Re: In native k8s application mode, how can I know whether the job is failed or finished?

2021-06-03 Thread LIU Xiao
Thank you for timely help!

I've tried session mode a little bit, it's better than I thought, the
TaskManager can be allocated and de-allocated dynamically. But it seems the
memory size of TaskManager is fixed when the session starts, and can not be
adjusted for different job.

I'll try to deploy a history server on k8s later...


Re: In native k8s application mode, how can I know whether the job is failed or finished?

2021-06-03 Thread Xintong Song
There are two ways to access the status of a job after it is finished.

1. You can try native k8s deployment in session mode. When jobs are
finished in this mode, TMs will be automatically released after a
short period of time, while JM will not be terminated until you explicitly
shutdown the session cluster.

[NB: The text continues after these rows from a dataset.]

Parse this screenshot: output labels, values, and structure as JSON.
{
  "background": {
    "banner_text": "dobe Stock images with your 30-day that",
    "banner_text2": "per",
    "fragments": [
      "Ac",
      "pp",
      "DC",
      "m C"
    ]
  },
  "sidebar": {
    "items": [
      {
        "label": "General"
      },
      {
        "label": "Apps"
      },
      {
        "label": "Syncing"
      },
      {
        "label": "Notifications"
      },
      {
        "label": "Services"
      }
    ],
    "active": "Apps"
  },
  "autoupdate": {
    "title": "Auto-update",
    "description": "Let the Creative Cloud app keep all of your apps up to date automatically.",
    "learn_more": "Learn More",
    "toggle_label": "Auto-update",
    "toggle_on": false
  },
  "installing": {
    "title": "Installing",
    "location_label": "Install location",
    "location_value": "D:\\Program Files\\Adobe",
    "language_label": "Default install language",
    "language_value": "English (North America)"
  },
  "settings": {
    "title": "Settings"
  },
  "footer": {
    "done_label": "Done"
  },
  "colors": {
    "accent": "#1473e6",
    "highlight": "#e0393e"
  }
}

Thus, status of historical jobs can be
accessed via the JM.

2. You can try setting up a history server [1], where information of
finished jobs can be archived.

Thank you~

Xintong Song


[1]
https://ci.apache.org/projects/flink/flink-docs-release-1.13/docs/deployment/advanced/historyserver/

On Thu, Jun 3, 2021 at 2:46 PM 刘逍  wrote:

> Hi,
>
> We are currently using Flink 1.6 standalone mode, but the lack of
> isolation is a headache for us. At present, I am trying application mode
> of Flink 1.13.0 on native K8s.
>
> I found that as soon as the job ends, whether it ends normally or
> abnormally, the jobmanager can no longer be accessed, so the "flink
> list" command cannot get the final state of the job.
>
> K8s pod will also be deleted immediately, "kubectl get pod" can only see
> "running", "terminating", and then "not found".
>
> The Flink job needs to be managed by our internal scheduling system, so
> I need to find a way to let the scheduling system know whether the job
> ends normally or abnormally.
>
> Is there any way?
>


In native k8s application mode, how can I know whether the job is failed or finished?

2021-06-02 Thread 刘逍
 Hi,

We are currently using Flink 1.6 standalone mode, but the lack of
isolation is a headache for us. At present, I am trying application mode
of Flink 1.13.0 on native K8s.

I found that as soon as the job ends, whether it ends normally or
abnormally, the jobmanager can no longer be accessed, so the "flink
list" command cannot get the final state of the job.

K8s pod will also be deleted immediately, "kubectl get pod" can only see
"running", "terminating", and then "not found".

The Flink job needs to be managed by our internal scheduling system, so
I need to find a way to let the scheduling system know whether the job
ends normally or abnormally.

Is there any way?